In video games, there are:

  • Technical elements: the computer program where it is developed, as well as the console where it can be played.
  • Artistic elements: the story, along with the audiovisual production.
  • Distinctive elements: logos, titles, or images that identify the game or its producer. 

The computer program of the video game can be protected by copyright, and in some jurisdictions as patents. In many cases, the patent offers more suitable protection, especially against reverse engineering. Reverse engineering makes possible the reconstruction of the components of an object to determine how they work and how they were designed. This practice makes unauthorized reproduction of the object achievable. On the other side, copyright protection of computer programs covers the expression (code) behind the video game.
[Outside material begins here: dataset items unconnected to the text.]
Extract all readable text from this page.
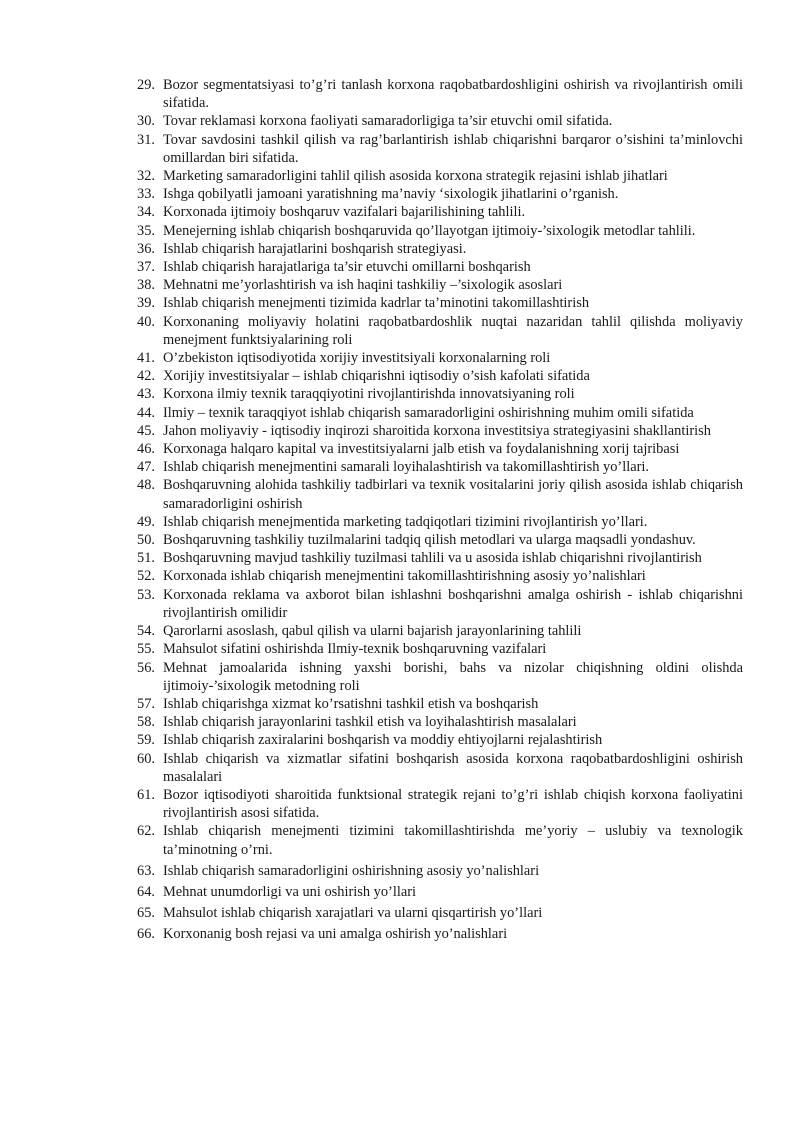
29. Bozor segmentatsiyasi to’g’ri tanlash korxona raqobatbardoshligini oshirish va rivojlantirish omili sifatida.
30. Tovar reklamasi korxona faoliyati samaradorligiga ta’sir etuvchi omil sifatida.
31. Tovar savdosini tashkil qilish va rag’barlantirish ishlab chiqarishni barqaror o’sishini ta’minlovchi omillardan biri sifatida.
32. Marketing samaradorligini tahlil qilish asosida korxona strategik rejasini ishlab jihatlari
33. Ishga qobilyatli jamoani yaratishning ma’naviy ‘sixologik jihatlarini o’rganish.
34. Korxonada ijtimoiy boshqaruv vazifalari bajarilishining tahlili.
35. Menejerning ishlab chiqarish boshqaruvida qo’llayotgan ijtimoiy-’sixologik metodlar tahlili.
36. Ishlab chiqarish harajatlarini boshqarish strategiyasi.
37. Ishlab chiqarish harajatlariga ta’sir etuvchi omillarni boshqarish
38. Mehnatni me’yorlashtirish va ish haqini tashkiliy –’sixologik asoslari
39. Ishlab chiqarish menejmenti tizimida kadrlar ta’minotini takomillashtirish
40. Korxonaning moliyaviy holatini raqobatbardoshlik nuqtai nazaridan tahlil qilishda moliyaviy menejment funktsiyalarining roli
41. O’zbekiston iqtisodiyotida xorijiy investitsiyali korxonalarning roli
42. Xorijiy investitsiyalar – ishlab chiqarishni iqtisodiy o’sish kafolati sifatida
43. Korxona ilmiy texnik taraqqiyotini rivojlantirishda innovatsiyaning roli
44. Ilmiy – texnik taraqqiyot ishlab chiqarish samaradorligini oshirishning muhim omili sifatida
45. Jahon moliyaviy - iqtisodiy inqirozi sharoitida korxona investitsiya strategiyasini shakllantirish
46. Korxonaga halqaro kapital va investitsiyalarni jalb etish va foydalanishning xorij tajribasi
47. Ishlab chiqarish menejmentini samarali loyihalashtirish va takomillashtirish yo’llari.
48. Boshqaruvning alohida tashkiliy tadbirlari va texnik vositalarini joriy qilish asosida ishlab chiqarish samaradorligini oshirish
49. Ishlab chiqarish menejmentida marketing tadqiqotlari tizimini rivojlantirish yo’llari.
50. Boshqaruvning tashkiliy tuzilmalarini tadqiq qilish metodlari va ularga maqsadli yondashuv.
51. Boshqaruvning mavjud tashkiliy tuzilmasi tahlili va u asosida ishlab chiqarishni rivojlantirish
52. Korxonada ishlab chiqarish menejmentini takomillashtirishning asosiy yo’nalishlari
53. Korxonada reklama va axborot bilan ishlashni boshqarishni amalga oshirish - ishlab chiqarishni rivojlantirish omilidir
54. Qarorlarni asoslash, qabul qilish va ularni bajarish jarayonlarining tahlili
55. Mahsulot sifatini oshirishda Ilmiy-texnik boshqaruvning vazifalari
56. Mehnat jamoalarida ishning yaxshi borishi, bahs va nizolar chiqishning oldini olishda ijtimoiy-’sixologik metodning roli
57. Ishlab chiqarishga xizmat ko’rsatishni tashkil etish va boshqarish
58. Ishlab chiqarish jarayonlarini tashkil etish va loyihalashtirish masalalari
59. Ishlab chiqarish zaxiralarini boshqarish va moddiy ehtiyojlarni rejalashtirish
60. Ishlab chiqarish va xizmatlar sifatini boshqarish asosida korxona raqobatbardoshligini oshirish masalalari
61. Bozor iqtisodiyoti sharoitida funktsional strategik rejani to’g’ri ishlab chiqish korxona faoliyatini rivojlantirish asosi sifatida.
62. Ishlab chiqarish menejmenti tizimini takomillashtirishda me’yoriy – uslubiy va texnologik ta’minotning o’rni.
63. Ishlab chiqarish samaradorligini oshirishning asosiy yo’nalishlari
64. Mehnat unumdorligi va uni oshirish yo’llari
65. Mahsulot ishlab chiqarish xarajatlari va ularni qisqartirish yo’llari
66. Korxonanig bosh rejasi va uni amalga oshirish yo’nalishlari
Therefore, if someone else uses the concept on which the game is based and produces a different code, it would not be possible to prove a copyright violation. In this last scenario, where the law does not allow or restrict the patent for computer programs, it is recommended to seek other types of intellectual property for complementary protection.   

The audiovisual work and other works contained in the video game can be the key to complementary protection. In audiovisuals, “moving images” are protected with or without audio. In music, you can protect everything from musical composition to production and performance. The original story expressed in the game can be protected as literary works. Other visual elements, such as covers, maps, plans, characters, topography, illustrations, graphic parts of the interface, can also be protected as artistic works.

The console and the devices used for the video game can be admitted as patents in its technical components and as industrial design in the aesthetic.

Focusing on the distinctive signs of the video game, the title, subtitle, characters, and objects within the game can be protected as trademarks. In addition, trade secrets can also protect other intangible assets related to the business of the video game or its producer as a list of users, customers, suppliers, distributors, creators and collaborators, internal process of creation, among others.

As we see, a good strategy of intangible assets well mixed with intellectual property can achieve an unbeatable result in video games.